The Return of the Sorcerers of Ephemera


A few footsteps and a low hum punctured by a cough yield the impression that the listener might be sneaking into the party. There’s something appropriate about that idea with regard to Avalanches. Their debut, Since I Left You, opened with a sunny splash and a voice welcoming the listener to paradise and welcomed the new millennium with a grand entrance. Wildflower arrives 16 years after their debut and is every bit as vital, vibrant, warm and welcoming, all while putting on display that Avalanches have evolved a bit in their time away.

For those who don’t know, Since I Left You was done entirely by sampling (I think this might’ve been where the term “sampledelic” came about, but I could be wrong). Not the way that the new millennium has seen from hip-hop or how Girl Talk made his career, but in a manner akin to the found object principle in art incorporated by Pablo Picasso and Marcel Duchamp. The modus operandi on Wildflower is the same, but this time the Australian collective have brought along some friends for this wonderful ride.

Wildflower pumps, pulses and is practically bursting at its seams with energy, confidence and life-affirming joy, a spectrum of emotions evoked in tandem by the samples and collaborators chosen.
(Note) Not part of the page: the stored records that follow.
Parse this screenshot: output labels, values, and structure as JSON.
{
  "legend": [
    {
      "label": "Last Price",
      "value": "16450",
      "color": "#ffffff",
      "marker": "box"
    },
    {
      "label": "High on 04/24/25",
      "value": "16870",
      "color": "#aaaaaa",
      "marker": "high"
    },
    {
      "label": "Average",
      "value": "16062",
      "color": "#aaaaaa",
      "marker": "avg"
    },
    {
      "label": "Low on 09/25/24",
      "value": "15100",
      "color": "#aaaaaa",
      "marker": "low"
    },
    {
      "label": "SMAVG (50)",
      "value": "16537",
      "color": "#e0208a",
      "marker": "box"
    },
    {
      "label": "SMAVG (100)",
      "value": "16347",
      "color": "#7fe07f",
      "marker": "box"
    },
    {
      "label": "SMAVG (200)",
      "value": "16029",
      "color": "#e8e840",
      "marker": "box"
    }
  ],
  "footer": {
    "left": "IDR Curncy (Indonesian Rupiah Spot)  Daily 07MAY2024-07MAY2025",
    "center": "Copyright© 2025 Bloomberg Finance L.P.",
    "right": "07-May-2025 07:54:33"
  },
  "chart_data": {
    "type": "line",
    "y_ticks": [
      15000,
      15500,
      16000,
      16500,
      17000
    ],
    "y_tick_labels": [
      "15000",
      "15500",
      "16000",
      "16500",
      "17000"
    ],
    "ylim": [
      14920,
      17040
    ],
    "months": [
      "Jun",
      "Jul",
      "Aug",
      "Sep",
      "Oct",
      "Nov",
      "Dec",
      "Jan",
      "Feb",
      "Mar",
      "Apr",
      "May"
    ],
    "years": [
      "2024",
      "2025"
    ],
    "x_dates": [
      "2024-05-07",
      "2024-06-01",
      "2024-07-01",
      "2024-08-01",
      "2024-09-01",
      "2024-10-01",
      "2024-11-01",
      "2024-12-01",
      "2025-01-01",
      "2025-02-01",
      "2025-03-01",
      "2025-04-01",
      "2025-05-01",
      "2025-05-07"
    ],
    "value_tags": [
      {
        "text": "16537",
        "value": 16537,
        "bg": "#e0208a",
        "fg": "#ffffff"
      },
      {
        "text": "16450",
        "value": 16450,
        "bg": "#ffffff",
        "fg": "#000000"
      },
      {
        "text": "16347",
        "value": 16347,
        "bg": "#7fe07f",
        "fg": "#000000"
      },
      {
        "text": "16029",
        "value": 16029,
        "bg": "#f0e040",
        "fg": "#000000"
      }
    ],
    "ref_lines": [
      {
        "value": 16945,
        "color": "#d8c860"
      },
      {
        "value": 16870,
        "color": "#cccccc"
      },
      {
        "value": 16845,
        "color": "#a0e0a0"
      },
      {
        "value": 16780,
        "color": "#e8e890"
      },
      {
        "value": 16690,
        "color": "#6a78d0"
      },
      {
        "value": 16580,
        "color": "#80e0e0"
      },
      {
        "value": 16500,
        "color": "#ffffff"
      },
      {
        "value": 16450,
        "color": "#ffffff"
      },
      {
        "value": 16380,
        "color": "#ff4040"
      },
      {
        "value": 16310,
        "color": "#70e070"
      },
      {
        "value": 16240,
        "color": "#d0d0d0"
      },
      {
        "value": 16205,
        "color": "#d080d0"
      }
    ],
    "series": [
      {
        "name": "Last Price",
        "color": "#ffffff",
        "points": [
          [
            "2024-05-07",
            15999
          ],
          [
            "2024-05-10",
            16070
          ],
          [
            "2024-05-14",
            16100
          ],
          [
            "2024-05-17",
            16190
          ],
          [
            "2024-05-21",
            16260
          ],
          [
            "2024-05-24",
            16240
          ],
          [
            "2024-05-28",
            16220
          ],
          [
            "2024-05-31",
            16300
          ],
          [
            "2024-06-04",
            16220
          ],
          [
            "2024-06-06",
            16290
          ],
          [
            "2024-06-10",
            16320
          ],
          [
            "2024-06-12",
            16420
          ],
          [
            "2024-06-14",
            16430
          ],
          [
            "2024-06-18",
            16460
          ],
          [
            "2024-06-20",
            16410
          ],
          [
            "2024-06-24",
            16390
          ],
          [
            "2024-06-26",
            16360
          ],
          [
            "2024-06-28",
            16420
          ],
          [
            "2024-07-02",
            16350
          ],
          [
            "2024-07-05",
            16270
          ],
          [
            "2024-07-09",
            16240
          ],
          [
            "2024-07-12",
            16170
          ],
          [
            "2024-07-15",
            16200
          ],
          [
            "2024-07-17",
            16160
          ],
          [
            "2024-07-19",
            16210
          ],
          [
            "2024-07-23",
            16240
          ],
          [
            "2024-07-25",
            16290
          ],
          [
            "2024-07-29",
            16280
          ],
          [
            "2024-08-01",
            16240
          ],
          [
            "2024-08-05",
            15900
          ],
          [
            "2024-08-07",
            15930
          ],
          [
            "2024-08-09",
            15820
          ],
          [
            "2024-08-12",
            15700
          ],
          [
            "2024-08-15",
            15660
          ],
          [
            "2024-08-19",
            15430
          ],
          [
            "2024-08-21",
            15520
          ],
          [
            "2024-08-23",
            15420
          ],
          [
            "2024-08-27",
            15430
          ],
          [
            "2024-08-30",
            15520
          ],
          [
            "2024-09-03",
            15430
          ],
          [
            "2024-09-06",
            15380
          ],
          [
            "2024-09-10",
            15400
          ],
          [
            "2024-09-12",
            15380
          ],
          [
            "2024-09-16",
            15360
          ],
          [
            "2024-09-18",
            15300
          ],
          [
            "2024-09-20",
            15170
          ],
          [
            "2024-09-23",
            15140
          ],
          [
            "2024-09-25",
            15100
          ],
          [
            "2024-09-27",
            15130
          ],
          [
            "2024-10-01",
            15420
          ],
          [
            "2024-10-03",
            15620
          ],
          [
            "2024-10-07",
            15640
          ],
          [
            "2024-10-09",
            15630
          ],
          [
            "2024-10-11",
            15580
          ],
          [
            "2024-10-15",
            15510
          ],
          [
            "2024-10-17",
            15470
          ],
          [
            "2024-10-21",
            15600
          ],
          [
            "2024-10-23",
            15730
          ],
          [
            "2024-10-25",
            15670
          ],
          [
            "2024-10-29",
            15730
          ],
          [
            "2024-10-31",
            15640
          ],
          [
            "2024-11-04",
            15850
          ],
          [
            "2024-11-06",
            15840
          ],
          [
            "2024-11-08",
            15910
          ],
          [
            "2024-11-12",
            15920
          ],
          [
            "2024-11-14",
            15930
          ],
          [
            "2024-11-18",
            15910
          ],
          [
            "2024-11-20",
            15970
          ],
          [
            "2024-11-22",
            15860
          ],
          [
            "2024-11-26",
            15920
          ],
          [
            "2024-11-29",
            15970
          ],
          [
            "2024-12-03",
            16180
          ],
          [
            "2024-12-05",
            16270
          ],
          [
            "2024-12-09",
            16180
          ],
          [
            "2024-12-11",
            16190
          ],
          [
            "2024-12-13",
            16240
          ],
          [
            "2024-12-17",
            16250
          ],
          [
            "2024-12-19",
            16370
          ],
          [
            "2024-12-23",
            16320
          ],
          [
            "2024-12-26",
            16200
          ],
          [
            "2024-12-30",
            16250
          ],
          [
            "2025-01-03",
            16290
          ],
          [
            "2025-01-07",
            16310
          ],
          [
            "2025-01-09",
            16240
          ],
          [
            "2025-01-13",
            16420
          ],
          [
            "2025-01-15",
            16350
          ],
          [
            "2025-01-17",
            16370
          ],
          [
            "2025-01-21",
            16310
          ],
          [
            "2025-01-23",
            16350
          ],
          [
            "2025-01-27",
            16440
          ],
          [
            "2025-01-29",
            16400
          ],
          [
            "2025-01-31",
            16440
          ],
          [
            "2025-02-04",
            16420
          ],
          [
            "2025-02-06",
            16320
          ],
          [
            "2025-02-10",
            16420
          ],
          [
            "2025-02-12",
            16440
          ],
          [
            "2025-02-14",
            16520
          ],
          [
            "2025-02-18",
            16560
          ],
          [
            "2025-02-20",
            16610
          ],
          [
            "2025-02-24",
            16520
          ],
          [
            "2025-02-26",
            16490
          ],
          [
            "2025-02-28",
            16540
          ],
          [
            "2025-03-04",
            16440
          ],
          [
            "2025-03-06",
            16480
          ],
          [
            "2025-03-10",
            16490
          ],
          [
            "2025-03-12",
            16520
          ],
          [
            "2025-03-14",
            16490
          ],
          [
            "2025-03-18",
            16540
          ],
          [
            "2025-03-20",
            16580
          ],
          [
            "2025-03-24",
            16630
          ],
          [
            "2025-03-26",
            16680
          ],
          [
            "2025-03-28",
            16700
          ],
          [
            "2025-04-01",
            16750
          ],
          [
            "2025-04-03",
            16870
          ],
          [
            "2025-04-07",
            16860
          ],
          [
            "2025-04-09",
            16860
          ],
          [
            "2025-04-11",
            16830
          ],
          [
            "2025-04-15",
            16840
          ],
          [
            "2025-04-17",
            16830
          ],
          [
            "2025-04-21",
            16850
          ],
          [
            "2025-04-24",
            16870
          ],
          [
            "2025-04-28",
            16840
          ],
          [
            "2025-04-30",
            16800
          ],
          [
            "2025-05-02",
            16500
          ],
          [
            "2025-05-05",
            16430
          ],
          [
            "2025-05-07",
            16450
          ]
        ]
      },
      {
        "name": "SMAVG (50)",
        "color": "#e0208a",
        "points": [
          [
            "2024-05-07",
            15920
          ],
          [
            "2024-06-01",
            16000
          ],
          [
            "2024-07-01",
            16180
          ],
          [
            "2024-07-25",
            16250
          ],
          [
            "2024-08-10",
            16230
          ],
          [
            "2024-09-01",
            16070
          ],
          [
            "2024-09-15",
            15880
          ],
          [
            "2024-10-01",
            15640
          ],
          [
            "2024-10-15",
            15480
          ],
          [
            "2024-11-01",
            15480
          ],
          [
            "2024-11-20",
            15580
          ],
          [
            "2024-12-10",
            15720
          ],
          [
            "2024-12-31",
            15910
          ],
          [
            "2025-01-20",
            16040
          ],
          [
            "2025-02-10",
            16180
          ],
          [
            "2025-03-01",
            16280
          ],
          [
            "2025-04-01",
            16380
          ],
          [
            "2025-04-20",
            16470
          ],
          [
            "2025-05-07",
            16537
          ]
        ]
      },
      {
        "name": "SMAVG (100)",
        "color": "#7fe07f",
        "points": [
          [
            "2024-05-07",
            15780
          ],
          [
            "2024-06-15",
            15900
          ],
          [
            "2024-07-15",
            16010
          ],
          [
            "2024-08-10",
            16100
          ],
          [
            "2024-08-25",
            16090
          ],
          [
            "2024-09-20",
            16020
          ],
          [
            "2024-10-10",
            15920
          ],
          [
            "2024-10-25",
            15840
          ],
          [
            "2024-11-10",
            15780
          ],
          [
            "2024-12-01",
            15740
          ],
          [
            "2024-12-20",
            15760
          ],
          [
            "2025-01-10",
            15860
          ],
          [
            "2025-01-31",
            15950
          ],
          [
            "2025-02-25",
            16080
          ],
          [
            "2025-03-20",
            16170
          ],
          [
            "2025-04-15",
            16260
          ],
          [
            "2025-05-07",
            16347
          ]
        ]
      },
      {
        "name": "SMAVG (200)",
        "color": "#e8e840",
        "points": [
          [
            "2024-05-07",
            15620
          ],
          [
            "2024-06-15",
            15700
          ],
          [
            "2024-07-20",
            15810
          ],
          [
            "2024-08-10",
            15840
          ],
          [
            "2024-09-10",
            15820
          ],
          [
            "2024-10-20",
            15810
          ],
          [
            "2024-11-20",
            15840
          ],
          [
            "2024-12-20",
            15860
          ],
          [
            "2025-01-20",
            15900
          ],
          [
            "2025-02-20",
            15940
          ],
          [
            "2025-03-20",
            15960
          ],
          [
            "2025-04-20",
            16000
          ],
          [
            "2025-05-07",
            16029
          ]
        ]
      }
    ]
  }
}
The muted intro mentioned at the beginning of this writing leads calmly into the completely dialed back and almost bashful intro to “Because I’m Me” which anchors itself on a rearrangement of Six Boys in Trouble’s “Why Can’t I Get it Too” over Honey Cone’s “Want Ads.” In a few cuts and pastes of sheer magic, Wildflower proper opens with “If she don’t love me, what can I do? / Just put on my best pair of shoes / Because I’m me” and later “ I just want to know what’s wrong with me being in love with you.” Coupled with the explosion of brass from the Honey Cone track, the album not only arrives, but grabs the listener and – regardless of the listener’s state of mind – puts a finger on each side of their mouth and pushes them up until the fake smile has no choice but to become real. Completing the track is Camp Lo’s rhymes of pure joy of breaking into life with wide-eyed, invincible optimism. Thus, the power of The Avalanches has returned with the gusto of a collective that feels like it was never really gone.

“Because I’m Me” sets an impressive tone that Wildflower delivers on track after track, sample after sample, guest after guest. From the calypso-stomping lead single featuring great verses from Danny Brown and MF Doom, “Frankie Sinatra,” the disco-psychedelia of “Subways” and “If I Was A Folk Star,” to “Harmony,” “The Wozard of Iz” and the wildly fun, funny and wonderful “The Noisy Eater” – featuring the juxtaposition of Biz Markie rhyming about that rumble in the tummy and a children’s choir warbling the opening of “Come Together” by The Beatles – The Avalanches are sorcerers of ephemera with Lazarus-esque resurrection skills as well as both a sense of humor and uncanny showmanship.

The psychedelic, pop-tastic paella served up by these Australian auteurs is also chaotically narrative-driven. Maybe not in the traditional, storybook sense, but Wildflower has a flow comparable to Bunuel’s The Phantom of Liberty or Richard Linklater’s Slacker. The listener is taken on and aural trip where the detours and offshoots might never pan out, but there’s something special about that. Cuts like the title track, “Park Music,” and “Livin’ Underwater (Is Somethin’ Wild)” are either gone before they settle or they accompany the listener through Wildflower like an anonymous citizen walking alongside them on the way to work in a city morning, nodding politely and silently wishing them a good day. Sure, I could be perceiving this incorrectly and they could come off as lazy or underwhelming to another listener, but this album has such a pace of life about it. In life, we meet some for only brief moments and, despite our wishes, they’re gone before we want them to leave, but life soldiers on.

Obliquely, I think The Avalanches might actually think similarly due to their choice of voice over from David Berman opening on the closer, “Saturday Night Inside Out.” “We inaugurate the evening / just drumming up a little weirdness / It gets late so early now / Waves come in mountain phases.” Again, I may be wrong. The looping denouement has some gorgeous imagery through the sampled spoken words of Berman. None greater than the simple, “I adored the way she modified my mornings…she taught me to re-light, re-light and re-light.” Through 2 albums of equal sprawl, ambition, grace and artistic bliss, The Avalanches have taught me to replay, replay and replay.